For the first time, researchers have found anti-CRISPR proteins that shut off the genome editor and also demonstrated it for use to control the cutting of DNA in human cells.
Molecular biochemist Erik Sontheimer of the University of Massachusetts Medical School in Worcester and colleagues describe three proteins in Neisseria meningitidis that inhibit its version of Cas9, an enzyme that some CRISPR systems employ to cut the DNA.
"Any time you have greater control over a useful technology, the utility improves," says Sontheimer.
The potential revolutionary implications of using CRISPR's Cas9 molecular scissors, it has been suggested, can cure genetic defects, eradicate diseases, and even end the organ transplant shortage.
But along with the various benefits, Sontheimer and his co-authors warn of "practical difficulties and safety concerns" because there are no "off switches" to prevent Cas9 from making cuts in the wrong places or to stop gene drives using the enzyme from running amok.
Though biochemists Karen Maxwell and Alan Davidson at the University of Toronto in Canada reported in Nature magazine that they had found anti-CRISPR genes in a bacterial system that uses a different DNA-cutting enzyme than Cas9, Rodolphe Barrangou, a functional genomics specialist, said that "a nature-driven approach" to controlling Cas9 is "very powerful."
As explained in the Cell paper, "These proteins likely emerged first in phages as a way for those viruses to counter the Cas9-based immune defense of bacteria. But the essence of the CRISPR defense mechanism is that bacteria incorporate the phage genetic material into their own DNA and use it against the parasite if it reinfects. So N. meningitidis ended up with anti-CRISPR genes in its own genome, which may limit both the bacteria's ability to stop subsequent invasions from a familiar phage and to build an effective CRISPR defense against novel phages."

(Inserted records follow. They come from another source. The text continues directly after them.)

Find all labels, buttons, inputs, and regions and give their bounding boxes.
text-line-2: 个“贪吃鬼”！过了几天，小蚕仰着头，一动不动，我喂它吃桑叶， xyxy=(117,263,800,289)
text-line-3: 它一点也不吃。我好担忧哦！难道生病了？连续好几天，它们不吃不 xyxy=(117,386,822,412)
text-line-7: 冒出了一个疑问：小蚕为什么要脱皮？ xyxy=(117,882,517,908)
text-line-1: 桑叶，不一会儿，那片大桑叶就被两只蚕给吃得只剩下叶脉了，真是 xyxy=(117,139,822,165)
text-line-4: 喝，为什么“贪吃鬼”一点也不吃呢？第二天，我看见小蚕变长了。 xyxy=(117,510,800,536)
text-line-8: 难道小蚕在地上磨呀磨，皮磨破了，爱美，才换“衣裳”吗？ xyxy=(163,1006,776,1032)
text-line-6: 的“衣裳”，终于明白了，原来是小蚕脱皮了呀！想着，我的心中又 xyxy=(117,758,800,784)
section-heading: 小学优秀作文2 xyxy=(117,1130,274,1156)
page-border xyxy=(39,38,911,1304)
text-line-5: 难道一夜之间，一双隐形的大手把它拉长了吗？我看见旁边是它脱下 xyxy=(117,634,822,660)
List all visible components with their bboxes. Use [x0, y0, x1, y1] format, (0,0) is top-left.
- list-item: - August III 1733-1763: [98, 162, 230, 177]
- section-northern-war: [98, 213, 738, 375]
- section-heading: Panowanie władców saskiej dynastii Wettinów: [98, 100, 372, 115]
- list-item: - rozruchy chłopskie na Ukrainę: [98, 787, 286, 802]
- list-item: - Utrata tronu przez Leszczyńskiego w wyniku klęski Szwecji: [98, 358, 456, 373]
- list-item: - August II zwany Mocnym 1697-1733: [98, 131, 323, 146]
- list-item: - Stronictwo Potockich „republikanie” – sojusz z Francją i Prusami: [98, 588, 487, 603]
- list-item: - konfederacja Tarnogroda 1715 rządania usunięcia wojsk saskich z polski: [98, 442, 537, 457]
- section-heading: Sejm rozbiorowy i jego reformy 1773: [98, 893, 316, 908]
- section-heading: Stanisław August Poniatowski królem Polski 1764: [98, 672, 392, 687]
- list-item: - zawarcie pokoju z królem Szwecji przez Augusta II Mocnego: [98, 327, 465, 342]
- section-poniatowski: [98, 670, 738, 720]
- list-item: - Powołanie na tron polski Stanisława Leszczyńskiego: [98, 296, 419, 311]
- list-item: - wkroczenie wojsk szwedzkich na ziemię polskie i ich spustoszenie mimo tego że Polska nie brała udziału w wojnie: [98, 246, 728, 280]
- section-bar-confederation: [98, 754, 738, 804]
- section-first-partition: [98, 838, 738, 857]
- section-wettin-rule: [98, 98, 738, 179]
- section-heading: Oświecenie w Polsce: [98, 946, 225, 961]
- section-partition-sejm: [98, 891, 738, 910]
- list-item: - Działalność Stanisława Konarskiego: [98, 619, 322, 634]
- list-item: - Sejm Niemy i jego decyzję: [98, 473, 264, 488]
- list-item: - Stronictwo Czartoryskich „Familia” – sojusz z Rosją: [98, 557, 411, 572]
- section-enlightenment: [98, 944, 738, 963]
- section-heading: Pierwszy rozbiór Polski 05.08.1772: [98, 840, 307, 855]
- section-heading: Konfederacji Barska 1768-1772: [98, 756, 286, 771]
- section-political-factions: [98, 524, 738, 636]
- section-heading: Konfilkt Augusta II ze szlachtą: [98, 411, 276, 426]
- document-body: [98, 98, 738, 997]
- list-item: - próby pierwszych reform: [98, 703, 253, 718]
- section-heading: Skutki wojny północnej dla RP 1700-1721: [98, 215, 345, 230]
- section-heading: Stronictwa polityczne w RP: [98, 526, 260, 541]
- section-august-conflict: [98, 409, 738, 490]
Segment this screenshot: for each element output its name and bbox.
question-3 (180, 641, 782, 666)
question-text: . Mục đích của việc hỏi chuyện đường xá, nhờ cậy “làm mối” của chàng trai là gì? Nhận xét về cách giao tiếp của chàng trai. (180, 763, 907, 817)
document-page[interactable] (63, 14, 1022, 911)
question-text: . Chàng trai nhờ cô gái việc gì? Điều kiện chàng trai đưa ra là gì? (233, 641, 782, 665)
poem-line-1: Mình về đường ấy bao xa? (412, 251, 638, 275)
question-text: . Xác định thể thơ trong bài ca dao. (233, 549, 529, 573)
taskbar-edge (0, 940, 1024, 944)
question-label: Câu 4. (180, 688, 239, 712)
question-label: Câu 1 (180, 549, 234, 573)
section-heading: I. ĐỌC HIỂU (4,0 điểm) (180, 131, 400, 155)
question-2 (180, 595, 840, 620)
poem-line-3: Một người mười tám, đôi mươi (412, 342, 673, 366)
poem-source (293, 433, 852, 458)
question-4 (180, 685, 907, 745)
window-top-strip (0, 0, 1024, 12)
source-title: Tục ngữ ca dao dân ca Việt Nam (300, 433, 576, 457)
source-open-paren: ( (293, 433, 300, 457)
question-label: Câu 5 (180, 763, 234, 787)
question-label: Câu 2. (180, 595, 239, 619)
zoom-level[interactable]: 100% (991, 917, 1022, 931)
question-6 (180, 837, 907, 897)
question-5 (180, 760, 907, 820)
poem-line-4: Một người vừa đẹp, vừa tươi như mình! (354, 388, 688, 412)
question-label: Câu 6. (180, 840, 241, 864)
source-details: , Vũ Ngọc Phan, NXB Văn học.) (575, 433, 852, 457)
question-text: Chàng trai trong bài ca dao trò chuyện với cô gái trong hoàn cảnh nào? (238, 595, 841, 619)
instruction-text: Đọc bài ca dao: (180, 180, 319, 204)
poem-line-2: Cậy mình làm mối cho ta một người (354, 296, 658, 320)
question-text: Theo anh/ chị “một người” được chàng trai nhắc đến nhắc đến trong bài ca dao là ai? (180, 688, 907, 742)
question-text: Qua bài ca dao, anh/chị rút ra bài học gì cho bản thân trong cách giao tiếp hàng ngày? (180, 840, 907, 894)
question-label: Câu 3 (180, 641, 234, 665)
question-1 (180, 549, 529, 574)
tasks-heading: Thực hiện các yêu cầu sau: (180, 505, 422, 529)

Sontheimer also cautions that "there are a lot of things to work out."
The CRISPR system that most research teams now use to modify human cells and those of other complex organisms was adapted from the bacterium Streptococcus pyogenes, not N. meningitidis, and the three newfound proteins can't shut off its Cas9. But Sontheimer and others predict they will find ones that do. "This paper is a proof of principle," he says. "There definitely are going to be other Cas9 inhibitors. Now, the search is on."